Have You Ever Been So Hungry It keeps you Awake?

tony

 

Famished.  I know my current skill set can do great things.  I need to add a few skills… mainly development and sales. I prefer sales over development… but I’m fully aware a ppc developer is something of a unicorn.  Imagine a ppc developer who was great sales… and was also a patent attorney.  That’s an incredible skill set.  And I can speak Mandarin fluently.  And I’m a great teacher.  And good at business… at least auditing them.  My jobs have been so random in the past.  My first job in Houston taught me how to run a business efficiently with low expenses/overhead and high margins.  My second job taught me very little… but it did introduce me to the field of marketing where I learned a lot.
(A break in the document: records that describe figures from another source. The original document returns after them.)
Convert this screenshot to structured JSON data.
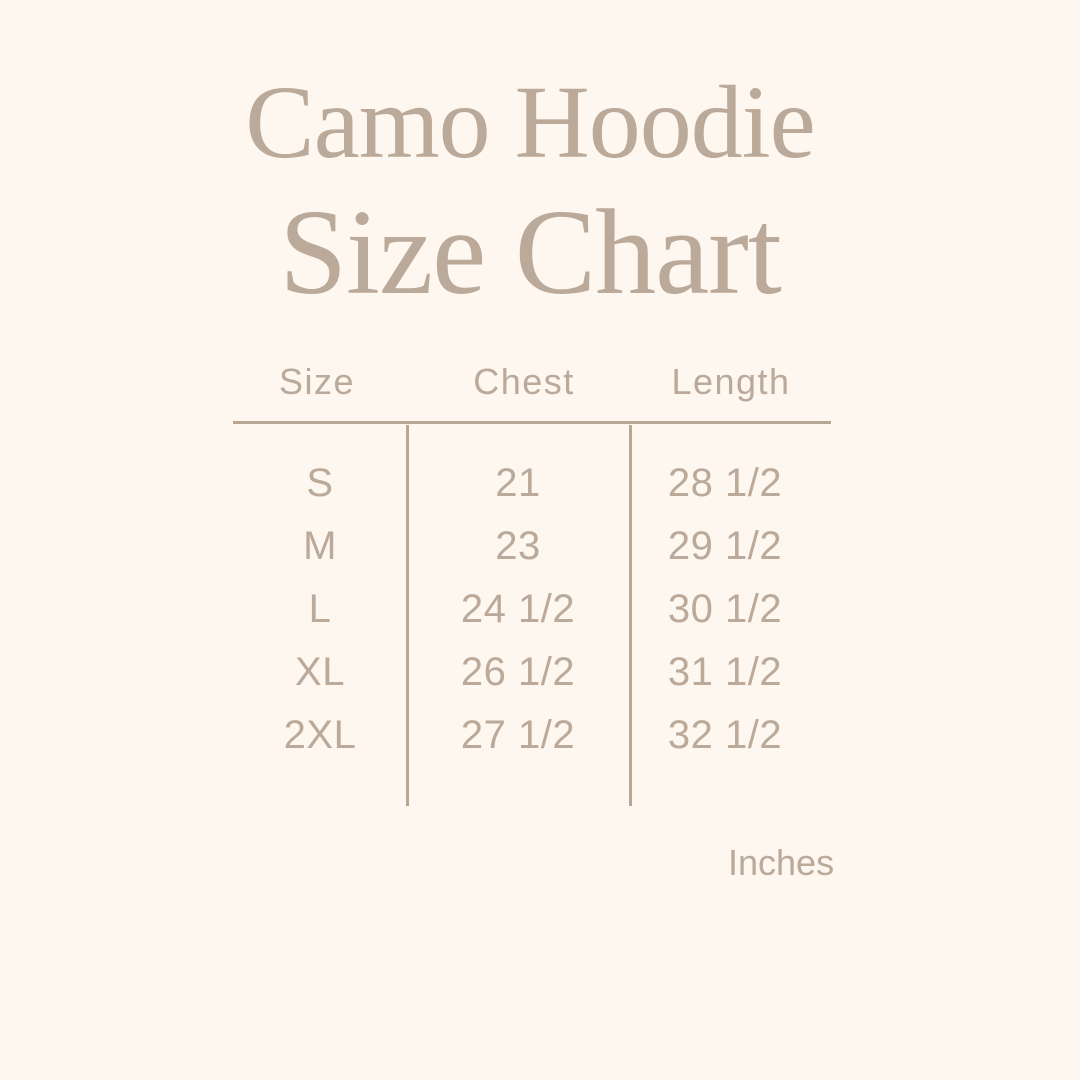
{
  "title": {
    "line1": "Camo Hoodie",
    "line2": "Size Chart"
  },
  "table": {
    "headers": [
      "Size",
      "Chest",
      "Length"
    ],
    "rows": [
      [
        "S",
        "21",
        "28 1/2"
      ],
      [
        "M",
        "23",
        "29 1/2"
      ],
      [
        "L",
        "24 1/2",
        "30 1/2"
      ],
      [
        "XL",
        "26 1/2",
        "31 1/2"
      ],
      [
        "2XL",
        "27 1/2",
        "32 1/2"
      ]
    ]
  },
  "units": "Inches",
  "colors": {
    "background": "#fdf7f0",
    "text": "#bba999",
    "lines": "#b9a796"
  }
}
It’s hard to explain my hunger to other people. It’s not that I’m more hungry… it’s just that my hunger is of a different nature.  I would assume most hunger is money driven.  And people behave based on needing money.  My hunger is more of a fame based… but of a particular niche.  I want to be the best in whatever I choose to do in life.  I can’t stand being second best…  I never could.  If I decide I want to do PPC… I want to be the best I can be.  It’s not a competition with other people.  I honestly don’t understand the emotion of envy.  When people explain it to me… it doesn’t make sense.

I want to be the best, because I’m curious.  I’m curious to see how far I can go.  That’s what interest me.  Nothing else really does.  I wanted to see how high I can rise in the various fields.  I’m pretty good at patents… Chinese PCTs were my speciality.  Those are among the most profit and in demand.  A scenario could have been I did patents the rest of my life and became very good at that.  But how many patent lawyers are famous.  They barely have a dozen followers normally.

At some point I realized what I desired.  It was honestly simple.  I want to be the best I could in a field and prove it to myself.  Marketing is that field since the entire industry focuses on your pull.  You can measure it via Klout score… or any of the other tools that exist.  It allows you to track your progress…. and that’s interesting to me.  At all times I know when I’m being lazy or when I’m not hitting my goals.

If I fail at marketing, I have no one to blame but me.  So I won’t fail…. haha.  All those late night coding sessions will pay off.  I’m certain of it.